Splenic MRC1⁺cells were replenished by monocytes and showed distinct phenotypic changes in chickens with LPS-induced inflammation. A–G PBMCs were isolated from 3-week-old chickens, labelled with CTV, and transferred into age-matched recipient chickens via the intravenous route (200 μL of 1 × 10⁷ cells). To cause LPS-induced inflammation, recipient chickens were intraperitoneally administered 200 μL of LPS (1 mg/kg body weight) or the same volume of PBS (control) immediately after the cell transfer. At 1, 6, and 48 h after LPS administration, spleens were isolated from recipient chickens, and the splenocytes were stained with anti-chicken MRC1 and MHCII antibodies. Injected PBMCs were distinguished from recipient cells (grey dots) by analysing the CTV⁺-pre-gated cells (pink dots). In addition, the MRC1⁺ cells were gated, and the expression of MRC1 and MHCII was examined by flow cytometry for MRC1^loMHCII^hi (solid line) and MRC1^hiMHCII^lo cells (dashed line). Representative dot plot of the results from 1-, 6-, and 48-h post-adoptive transfer A–F showed the proportion of donor MRC1⁺ cells (pink) within the recipient MRC1⁺ populations (grey) in the spleen. The bar graph G represents the proportion of MRC1^loMHCII^hi and MRC1^hiMHCII^lo cells within CTV⁺MRC1⁺ donor cells in the recipient after adoptive transfer (n = 10). H MRC1^loMHCII^hi cells were sorted from the spleen of 3-week-old chickens and labelled with CTV. CTV-labelled MRC1^loMHCII^hi cells were transferred into age-matched recipient chickens via the intravenous route (200 μL of 1 × 10⁷ cells). Then, the recipient chickens were intraperitoneally administered 200 μL of LPS (1 mg/kg body weight). Pink dots represent donor cells, and grey dots recipient cells.
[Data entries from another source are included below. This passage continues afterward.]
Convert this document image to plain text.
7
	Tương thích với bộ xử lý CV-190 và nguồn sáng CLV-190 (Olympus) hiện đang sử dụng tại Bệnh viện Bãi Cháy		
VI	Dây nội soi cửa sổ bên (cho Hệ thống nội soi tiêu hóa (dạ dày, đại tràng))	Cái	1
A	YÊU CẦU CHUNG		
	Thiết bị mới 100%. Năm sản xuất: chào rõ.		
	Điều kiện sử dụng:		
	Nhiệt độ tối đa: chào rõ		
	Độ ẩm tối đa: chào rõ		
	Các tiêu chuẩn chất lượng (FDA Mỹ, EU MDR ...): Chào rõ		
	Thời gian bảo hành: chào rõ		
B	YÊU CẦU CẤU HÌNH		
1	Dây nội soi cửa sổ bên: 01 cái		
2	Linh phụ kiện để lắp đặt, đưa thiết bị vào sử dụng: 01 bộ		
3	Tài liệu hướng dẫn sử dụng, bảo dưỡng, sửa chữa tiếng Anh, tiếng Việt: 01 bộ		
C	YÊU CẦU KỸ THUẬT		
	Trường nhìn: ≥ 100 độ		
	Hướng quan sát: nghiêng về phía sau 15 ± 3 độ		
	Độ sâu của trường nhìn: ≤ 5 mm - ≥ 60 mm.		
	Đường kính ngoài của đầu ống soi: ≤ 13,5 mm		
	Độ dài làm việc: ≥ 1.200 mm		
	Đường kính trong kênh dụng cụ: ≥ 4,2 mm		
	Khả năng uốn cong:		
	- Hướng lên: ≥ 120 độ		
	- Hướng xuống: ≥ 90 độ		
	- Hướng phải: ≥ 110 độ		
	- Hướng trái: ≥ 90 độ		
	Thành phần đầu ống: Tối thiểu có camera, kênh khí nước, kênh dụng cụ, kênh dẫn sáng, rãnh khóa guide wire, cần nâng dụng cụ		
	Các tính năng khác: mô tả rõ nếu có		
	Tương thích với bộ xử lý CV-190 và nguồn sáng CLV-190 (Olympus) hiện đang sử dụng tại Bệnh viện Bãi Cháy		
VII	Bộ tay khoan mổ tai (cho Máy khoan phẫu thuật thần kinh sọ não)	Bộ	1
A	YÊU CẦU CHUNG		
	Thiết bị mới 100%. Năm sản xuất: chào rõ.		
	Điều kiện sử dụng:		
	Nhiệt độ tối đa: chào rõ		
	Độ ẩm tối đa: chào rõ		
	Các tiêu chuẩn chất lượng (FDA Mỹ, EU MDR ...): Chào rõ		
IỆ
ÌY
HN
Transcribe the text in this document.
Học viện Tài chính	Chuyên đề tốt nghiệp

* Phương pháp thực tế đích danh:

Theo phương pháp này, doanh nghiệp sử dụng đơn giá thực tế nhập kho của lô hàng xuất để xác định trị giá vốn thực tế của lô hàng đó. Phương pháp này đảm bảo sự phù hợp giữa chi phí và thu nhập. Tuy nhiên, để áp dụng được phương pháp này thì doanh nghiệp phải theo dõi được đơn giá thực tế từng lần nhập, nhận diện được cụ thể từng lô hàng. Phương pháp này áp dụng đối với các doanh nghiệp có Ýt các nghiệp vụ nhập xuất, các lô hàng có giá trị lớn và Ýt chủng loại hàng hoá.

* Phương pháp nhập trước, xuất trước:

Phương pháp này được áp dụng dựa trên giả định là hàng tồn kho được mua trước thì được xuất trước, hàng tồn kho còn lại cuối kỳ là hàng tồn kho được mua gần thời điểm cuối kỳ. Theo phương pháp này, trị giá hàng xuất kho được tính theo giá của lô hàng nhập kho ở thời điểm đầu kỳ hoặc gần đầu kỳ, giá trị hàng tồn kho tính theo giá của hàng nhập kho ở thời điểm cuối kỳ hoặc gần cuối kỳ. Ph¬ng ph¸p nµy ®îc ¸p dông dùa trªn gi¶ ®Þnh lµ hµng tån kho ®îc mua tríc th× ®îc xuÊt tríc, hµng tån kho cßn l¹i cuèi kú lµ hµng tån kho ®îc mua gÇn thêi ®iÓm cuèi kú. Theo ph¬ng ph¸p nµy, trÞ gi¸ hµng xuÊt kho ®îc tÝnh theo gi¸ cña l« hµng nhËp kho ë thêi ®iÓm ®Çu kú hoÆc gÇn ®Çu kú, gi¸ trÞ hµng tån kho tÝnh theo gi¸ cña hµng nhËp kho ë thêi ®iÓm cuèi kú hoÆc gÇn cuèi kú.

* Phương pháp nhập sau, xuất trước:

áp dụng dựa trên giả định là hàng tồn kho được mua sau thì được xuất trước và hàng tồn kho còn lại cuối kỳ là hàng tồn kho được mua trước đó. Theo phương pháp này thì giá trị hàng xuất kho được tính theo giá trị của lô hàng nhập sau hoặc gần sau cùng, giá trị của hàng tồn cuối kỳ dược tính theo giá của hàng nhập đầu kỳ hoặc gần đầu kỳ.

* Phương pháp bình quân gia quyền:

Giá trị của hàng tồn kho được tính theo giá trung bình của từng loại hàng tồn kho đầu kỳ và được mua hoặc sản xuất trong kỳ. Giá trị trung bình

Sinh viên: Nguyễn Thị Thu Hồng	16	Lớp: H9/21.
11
The bar graph displays the proportions of MRC1^loMHCII^hi and MRC1^hiMHCII^lo cells within CTV⁺MRC1⁺ cells (pink in the left panel) at 6 h after the cell transfer (n = 6). Data are represented as the mean values ± SD. * P < 0.05, *** P < 0.001.

Figure 7

Splenic MRC1^loMHCII^hicells were the main source of inflammatory cytokines. The mRNA expression of A IL-1β, B IL-6, C IL-12, and D iNOS in FACS-sorted MRC1^loMHCII^hi and MRC1^hiMHCII^lo cells from the spleen of chickens at 2 and 4 h post-LPS injection. Data are normalized according to the data of the PBS group (n = 10). Data are represented as the mean values ± SD. **P < 0.01, ***P < 0.001.

Figure 8

Splenic MRC1^hiMHCII^locells showed a superior bacterial killing capacity compared to that of MRC1^loMHCII^hicells when treated with LPS. A The bar graph represents the remaining bacteria in the FACS-sorted MRC1^loMHCII^hi and MRC1^hiMHCII^lo cell lysates after 10 (uptake assay) or 60 min (clearance assay) of gentamicin treatment. B The bar graph represents the bacterial killing capacity of MRC1^loMHCII^hi and MRC1^hiMHCII^lo cells. Data were calculated by subtracting the number of bacteria remaining after clearance from the number from the uptake assay (n = 10). Data are represented as the mean values ± SD. **P < 0.01.